# [phpmyadmin] Reparar phpmyadmin

## yonoesio

Hola a todos,

He borrado sin querer la carpeta /var/www/localhost/htdocs/phpmyadmin y ahora no arranca desde el navegador. ¿Cómo puedo solucionarlo?

Llevo toda la tarde googleando y no consigo aclararme.

Gracias.

----------

## i92guboj

phpmyadmin es una aplicación web, si la has borrado tendrás que reinstalarla, ya sea a mano, ya sea mediante ebuild, como lo hicieras la primera vez.

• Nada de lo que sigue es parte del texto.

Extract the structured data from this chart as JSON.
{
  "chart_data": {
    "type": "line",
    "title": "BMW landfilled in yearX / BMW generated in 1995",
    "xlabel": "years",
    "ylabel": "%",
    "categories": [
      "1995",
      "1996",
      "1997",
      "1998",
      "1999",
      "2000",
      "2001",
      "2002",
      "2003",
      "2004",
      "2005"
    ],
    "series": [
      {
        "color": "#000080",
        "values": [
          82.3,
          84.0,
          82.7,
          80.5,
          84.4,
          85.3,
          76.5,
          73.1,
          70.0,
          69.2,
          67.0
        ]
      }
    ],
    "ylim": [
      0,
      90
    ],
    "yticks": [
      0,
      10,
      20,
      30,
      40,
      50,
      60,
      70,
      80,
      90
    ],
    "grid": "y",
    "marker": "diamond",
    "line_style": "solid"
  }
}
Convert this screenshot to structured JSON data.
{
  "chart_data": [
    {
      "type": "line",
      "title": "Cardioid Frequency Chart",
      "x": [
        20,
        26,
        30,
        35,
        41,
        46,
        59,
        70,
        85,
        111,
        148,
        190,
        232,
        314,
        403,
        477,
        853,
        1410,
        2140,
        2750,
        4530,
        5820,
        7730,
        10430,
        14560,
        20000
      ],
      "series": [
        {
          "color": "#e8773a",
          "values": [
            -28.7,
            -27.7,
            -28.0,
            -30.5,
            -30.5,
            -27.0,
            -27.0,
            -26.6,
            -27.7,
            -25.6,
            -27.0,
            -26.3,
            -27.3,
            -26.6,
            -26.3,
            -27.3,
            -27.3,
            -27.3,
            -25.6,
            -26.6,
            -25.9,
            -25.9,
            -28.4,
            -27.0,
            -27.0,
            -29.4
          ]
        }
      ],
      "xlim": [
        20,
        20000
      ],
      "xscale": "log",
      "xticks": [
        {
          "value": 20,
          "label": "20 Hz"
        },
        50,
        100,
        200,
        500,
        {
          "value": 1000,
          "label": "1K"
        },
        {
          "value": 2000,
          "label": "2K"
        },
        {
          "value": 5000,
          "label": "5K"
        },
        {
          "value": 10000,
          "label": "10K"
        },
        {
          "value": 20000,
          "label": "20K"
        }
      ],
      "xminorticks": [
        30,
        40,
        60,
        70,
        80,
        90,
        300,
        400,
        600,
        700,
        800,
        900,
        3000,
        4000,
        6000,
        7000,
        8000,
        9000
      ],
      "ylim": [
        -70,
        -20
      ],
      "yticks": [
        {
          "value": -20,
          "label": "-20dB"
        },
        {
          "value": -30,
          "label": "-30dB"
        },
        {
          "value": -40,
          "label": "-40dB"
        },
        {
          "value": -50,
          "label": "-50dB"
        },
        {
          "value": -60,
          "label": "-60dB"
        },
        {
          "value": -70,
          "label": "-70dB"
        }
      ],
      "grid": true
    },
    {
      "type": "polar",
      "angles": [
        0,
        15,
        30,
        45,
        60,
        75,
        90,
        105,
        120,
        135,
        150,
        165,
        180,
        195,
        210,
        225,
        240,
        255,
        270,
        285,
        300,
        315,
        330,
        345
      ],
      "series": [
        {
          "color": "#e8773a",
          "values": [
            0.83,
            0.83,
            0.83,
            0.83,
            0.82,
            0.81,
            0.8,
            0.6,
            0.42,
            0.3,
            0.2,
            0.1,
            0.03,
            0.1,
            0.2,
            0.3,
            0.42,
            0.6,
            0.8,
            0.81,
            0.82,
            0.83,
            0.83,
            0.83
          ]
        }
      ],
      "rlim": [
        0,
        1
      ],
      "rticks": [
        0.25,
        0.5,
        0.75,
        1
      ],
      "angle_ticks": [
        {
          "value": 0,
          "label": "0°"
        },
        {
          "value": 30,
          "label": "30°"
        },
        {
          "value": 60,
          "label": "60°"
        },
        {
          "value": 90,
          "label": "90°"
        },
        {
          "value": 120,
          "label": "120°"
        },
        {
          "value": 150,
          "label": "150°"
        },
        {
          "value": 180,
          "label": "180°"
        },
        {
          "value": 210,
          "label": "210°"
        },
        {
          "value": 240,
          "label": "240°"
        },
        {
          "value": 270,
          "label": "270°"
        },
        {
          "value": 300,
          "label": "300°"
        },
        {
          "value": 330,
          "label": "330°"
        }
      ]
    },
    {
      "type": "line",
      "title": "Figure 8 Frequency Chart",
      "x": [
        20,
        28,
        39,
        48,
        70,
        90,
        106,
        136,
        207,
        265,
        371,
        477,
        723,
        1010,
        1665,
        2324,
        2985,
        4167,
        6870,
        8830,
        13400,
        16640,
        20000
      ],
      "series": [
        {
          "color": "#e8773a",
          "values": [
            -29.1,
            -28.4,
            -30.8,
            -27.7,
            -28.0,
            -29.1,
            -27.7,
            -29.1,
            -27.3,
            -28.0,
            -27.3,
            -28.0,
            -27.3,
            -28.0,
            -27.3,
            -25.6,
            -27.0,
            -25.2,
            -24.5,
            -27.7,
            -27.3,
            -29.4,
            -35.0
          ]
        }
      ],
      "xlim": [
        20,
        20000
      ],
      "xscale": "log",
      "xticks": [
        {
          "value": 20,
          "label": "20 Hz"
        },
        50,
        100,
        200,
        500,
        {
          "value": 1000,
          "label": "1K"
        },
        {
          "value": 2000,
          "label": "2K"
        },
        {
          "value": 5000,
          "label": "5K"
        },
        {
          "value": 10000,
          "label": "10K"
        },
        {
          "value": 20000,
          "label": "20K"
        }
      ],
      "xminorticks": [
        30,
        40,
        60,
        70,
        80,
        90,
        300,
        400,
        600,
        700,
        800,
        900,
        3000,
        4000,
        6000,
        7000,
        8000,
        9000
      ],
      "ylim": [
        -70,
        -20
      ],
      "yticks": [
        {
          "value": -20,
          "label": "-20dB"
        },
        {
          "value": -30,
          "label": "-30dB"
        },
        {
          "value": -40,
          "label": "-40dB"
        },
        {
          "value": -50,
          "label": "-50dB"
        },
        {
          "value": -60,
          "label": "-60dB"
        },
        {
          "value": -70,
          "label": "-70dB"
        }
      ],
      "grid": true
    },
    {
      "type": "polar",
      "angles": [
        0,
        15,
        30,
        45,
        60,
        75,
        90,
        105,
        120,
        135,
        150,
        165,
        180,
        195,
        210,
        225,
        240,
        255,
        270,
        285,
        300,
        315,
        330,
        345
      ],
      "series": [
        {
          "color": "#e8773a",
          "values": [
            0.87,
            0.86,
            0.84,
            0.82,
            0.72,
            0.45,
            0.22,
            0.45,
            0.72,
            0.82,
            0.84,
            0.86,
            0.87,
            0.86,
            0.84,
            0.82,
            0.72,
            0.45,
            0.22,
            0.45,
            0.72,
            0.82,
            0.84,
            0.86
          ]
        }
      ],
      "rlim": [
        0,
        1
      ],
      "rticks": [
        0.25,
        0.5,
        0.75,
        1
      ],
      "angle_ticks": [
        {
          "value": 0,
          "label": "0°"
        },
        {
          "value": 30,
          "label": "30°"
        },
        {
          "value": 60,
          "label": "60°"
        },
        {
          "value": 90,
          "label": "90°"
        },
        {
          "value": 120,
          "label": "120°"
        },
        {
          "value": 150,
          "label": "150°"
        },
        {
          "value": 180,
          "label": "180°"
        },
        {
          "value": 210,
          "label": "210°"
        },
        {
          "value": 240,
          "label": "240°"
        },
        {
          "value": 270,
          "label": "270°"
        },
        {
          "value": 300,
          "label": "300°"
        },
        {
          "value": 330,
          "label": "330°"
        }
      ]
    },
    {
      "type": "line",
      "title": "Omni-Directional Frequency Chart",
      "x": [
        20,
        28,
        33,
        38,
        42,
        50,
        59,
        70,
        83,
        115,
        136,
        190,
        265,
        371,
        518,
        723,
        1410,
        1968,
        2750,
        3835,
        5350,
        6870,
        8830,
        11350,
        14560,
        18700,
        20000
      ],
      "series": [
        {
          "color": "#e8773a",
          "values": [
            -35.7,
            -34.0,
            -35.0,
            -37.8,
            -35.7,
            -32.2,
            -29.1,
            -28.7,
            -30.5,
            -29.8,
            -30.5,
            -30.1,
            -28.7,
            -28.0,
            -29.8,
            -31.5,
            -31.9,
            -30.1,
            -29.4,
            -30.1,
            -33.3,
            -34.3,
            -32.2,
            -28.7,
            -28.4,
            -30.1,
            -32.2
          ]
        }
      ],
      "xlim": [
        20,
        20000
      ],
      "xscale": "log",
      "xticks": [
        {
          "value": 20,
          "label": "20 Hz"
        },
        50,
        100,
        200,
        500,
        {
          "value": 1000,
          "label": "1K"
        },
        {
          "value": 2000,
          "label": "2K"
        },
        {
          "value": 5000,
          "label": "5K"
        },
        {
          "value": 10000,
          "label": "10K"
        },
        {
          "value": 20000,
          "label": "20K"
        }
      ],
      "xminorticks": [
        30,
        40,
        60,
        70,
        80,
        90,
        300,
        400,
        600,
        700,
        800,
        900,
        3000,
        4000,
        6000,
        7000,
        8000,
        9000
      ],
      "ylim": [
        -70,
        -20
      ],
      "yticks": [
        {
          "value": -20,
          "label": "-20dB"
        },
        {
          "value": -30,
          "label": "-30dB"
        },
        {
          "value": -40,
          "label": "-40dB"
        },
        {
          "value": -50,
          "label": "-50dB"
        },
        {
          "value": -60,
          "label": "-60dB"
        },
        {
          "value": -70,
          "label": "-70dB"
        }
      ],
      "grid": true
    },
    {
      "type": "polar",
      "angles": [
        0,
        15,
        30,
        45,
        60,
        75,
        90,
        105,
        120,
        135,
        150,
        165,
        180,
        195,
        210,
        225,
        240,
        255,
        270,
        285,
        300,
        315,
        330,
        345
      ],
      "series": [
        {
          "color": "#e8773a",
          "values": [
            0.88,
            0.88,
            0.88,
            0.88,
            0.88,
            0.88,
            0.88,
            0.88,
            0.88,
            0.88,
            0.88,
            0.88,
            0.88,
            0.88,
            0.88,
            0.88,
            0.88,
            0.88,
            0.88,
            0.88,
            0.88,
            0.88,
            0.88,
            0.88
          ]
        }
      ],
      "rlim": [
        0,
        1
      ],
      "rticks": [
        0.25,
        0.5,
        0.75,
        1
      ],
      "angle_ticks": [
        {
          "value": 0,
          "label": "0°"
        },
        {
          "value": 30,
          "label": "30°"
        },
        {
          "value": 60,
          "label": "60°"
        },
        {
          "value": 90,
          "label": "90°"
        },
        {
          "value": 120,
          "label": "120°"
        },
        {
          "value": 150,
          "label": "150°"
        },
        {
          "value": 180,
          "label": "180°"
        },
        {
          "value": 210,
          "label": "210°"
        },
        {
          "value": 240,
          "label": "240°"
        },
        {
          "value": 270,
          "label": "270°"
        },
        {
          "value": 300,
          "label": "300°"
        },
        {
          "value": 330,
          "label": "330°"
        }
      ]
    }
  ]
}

También tendrás que volver a configurarlo.

----------

## yonoesio

Ya la he reinstalado pero sigue sin aparece la carpeta...

----------

## opotonil

Desinstala e instala por si acaso, pero en principio no tendria que dar mayor problema.

Salu2.

----------

## Stolz

 *yonoesio wrote:*   

> Ya la he reinstalado pero sigue sin aparece la carpeta...

 

Si tienes USE="vhosts" tendrás que usar el comando webapp-config para instalarlo

----------

## yonoesio

 *Stolz wrote:*   

>  *yonoesio wrote:*   Ya la he reinstalado pero sigue sin aparece la carpeta... 
> 
> Si tienes USE="vhosts" tendrás que usar el comando webapp-config para instalarlo

 

Efectivamente. No me acordaba de que tenia activada la USE. Ahora funciona. Gracias

----------